J'ai décidé de faire à partir de maintenant des chapitres plus courts que le précédant, cela me permettra d'en poster plus souvent. Je vous laisses donc avec ce nouveau chapitre avec l'espoir qu'il vous plaira . 3


Lorsque le shérif et son fils arrivèrent devant leur maison ils sentirent immédiatement la bonne odeur d'un délicieux repas comme n'avait pas connu cette maison depuis la mort de la seule femme qui y vivait. Ils rentrèrent, intrigués, et ce qu'ils découvrirent leur réchauffa le cœur à tous les deux, et dieu sait qu'ils en avaient extrêmement besoin. La maison dégageait une odeur délicieuse, on pouvait ressentir l'atmosphère chaleureuse et emplie d'amour, un feu brûlait dans la cheminée, il n'y en avais pas brûlé ainsi depuis de nombreuses années, il chauffait la maison entière, les lampes étaient toutes allumées et éclairaient de façon intemporelle la salle à manger où se dressait une table parfaitement décorée (par Lydia tout le monde l'avait deviné), dessus étaient installés 4 couverts, des plats que tous avaient hâte de déguster, des bougies dont les flammes vacillaient joyeusement, tout respirait la joie, ce soir-là une véritable famille était réunie.

Les deux nouveaux arrivants arboraient une expression de surprise mais aussi de réconfort. Scott et Lydia se tenaient droits devant leur œuvre, fiers d'être parvenue à leurs attentes, et étaient tout sourire. Personne n'eut le temps de décrocher un mot ou même une exclamation que la jeune femme se jeta dans les bras de son ami.

_Stiles, je suis désolée je n'aurais pas dû m'enfuir, je ne voulais pas réalis...

_ Ne t'en fait pas d'accord. La coupa amicalement le jeune humain tout en refermant ses bars autour de son amie.
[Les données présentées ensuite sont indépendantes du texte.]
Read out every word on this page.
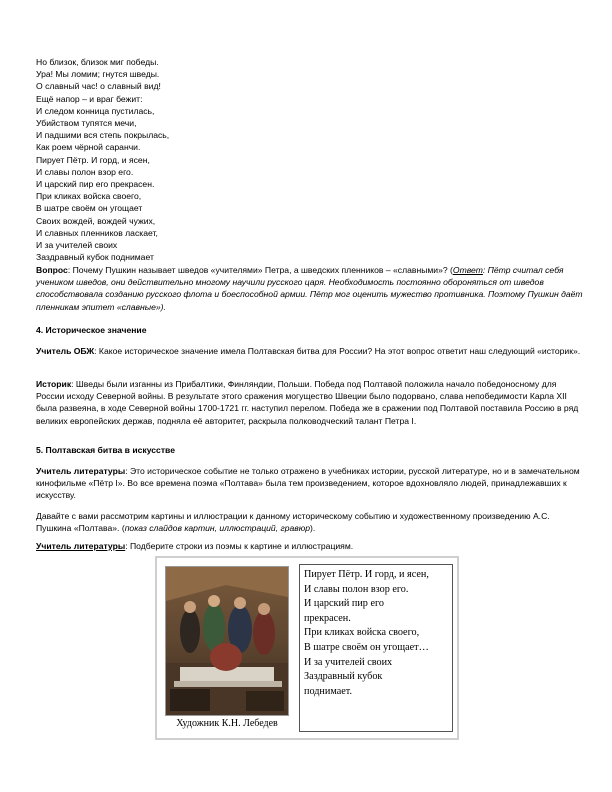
Но близок, близок миг победы.
Ура! Мы ломим; гнутся шведы.
О славный час! о славный вид!
Ещё напор – и враг бежит:
И следом конница пустилась,
Убийством тупятся мечи,
И падшими вся степь покрылась,
Как роем чёрной саранчи.
Пирует Пётр. И горд, и ясен,
И славы полон взор его.
И царский пир его прекрасен.
При кликах войска своего,
В шатре своём он угощает
Своих вождей, вождей чужих,
И славных пленников ласкает,
И за учителей своих
Заздравный кубок поднимает
Вопрос: Почему Пушкин называет шведов «учителями» Петра, а шведских пленников – «славными»? (Ответ: Пётр считал себя учеником шведов, они действительно многому научили русского царя. Необходимость постоянно обороняться от шведов способствовала созданию русского флота и боеспособной армии. Пётр мог оценить мужество противника. Поэтому Пушкин даёт пленникам эпитет «славные»).
4. Историческое значение
Учитель ОБЖ: Какое историческое значение имела Полтавская битва для России? На этот вопрос ответит наш следующий «историк».
Историк: Шведы были изганны из Прибалтики, Финляндии, Польши. Победа под Полтавой положила начало победоносному для России исходу Северной войны. В результате этого сражения могущество Швеции было подорвано, слава непобедимости Карла XII была развеяна, в ходе Северной войны 1700-1721 гг. наступил перелом. Победа же в сражении под Полтавой поставила Россию в ряд великих европейских держав, подняла её авторитет, раскрыла полководческий талант Петра I.
5. Полтавская битва в искусстве
Учитель литературы: Это историческое событие не только отражено в учебниках истории, русской литературе, но и в замечательном кинофильме «Пётр I». Во все времена поэма «Полтава» была тем произведением, которое вдохновляло людей, принадлежавших к искусству.
Давайте с вами рассмотрим картины и иллюстрации к данному историческому событию и художественному произведению А.С. Пушкина «Полтава». (показ слайдов картин, иллюстраций, гравюр).
Учитель литературы: Подберите строки из поэмы к картине и иллюстрациям.
Художник К.Н. Лебедев
Пирует Пётр. И горд, и ясен,
И славы полон взор его.
И царский пир его
прекрасен.
При кликах войска своего,
В шатре своём он угощает…
И за учителей своих
Заздравный кубок
поднимает.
Ils se séparèrent, tout deux se souriant de manière réconfortante. Ils passèrent une soirée magique, profitant pour oublier tout leurs soucis, les deux jeunes invités furent acclamés pour leur magnifique travail, ils parlèrent de beaucoup de choses, essayant d'éviter le sujet de la maladie, et rirent durant tout le repas, qui était excellent, Lydia avait décidément bon nombre de talents cachés. Tous terminèrent sur le canapé à regarder, pour certains pour la première fois pour d'autres pour la 25ème fois, les films CULTES d'après Stiles, qui étaient sans beaucoup de surprise, la totalité des films composant la saga du Seigneur des Anneaux. Ils se retrouvèrent donc encore installés devant la télévision à quatre heures du matin, le shérif et Lydia s'étaient endormis, le premier installé confortablement sur son fauteuil et la dernière emmitouflée chaleureusement contre le corps de Stiles, sur le canapé, ce dernier, passionné par l'écran, caressant machinalement une mèche de la chevelure de la jeune femme.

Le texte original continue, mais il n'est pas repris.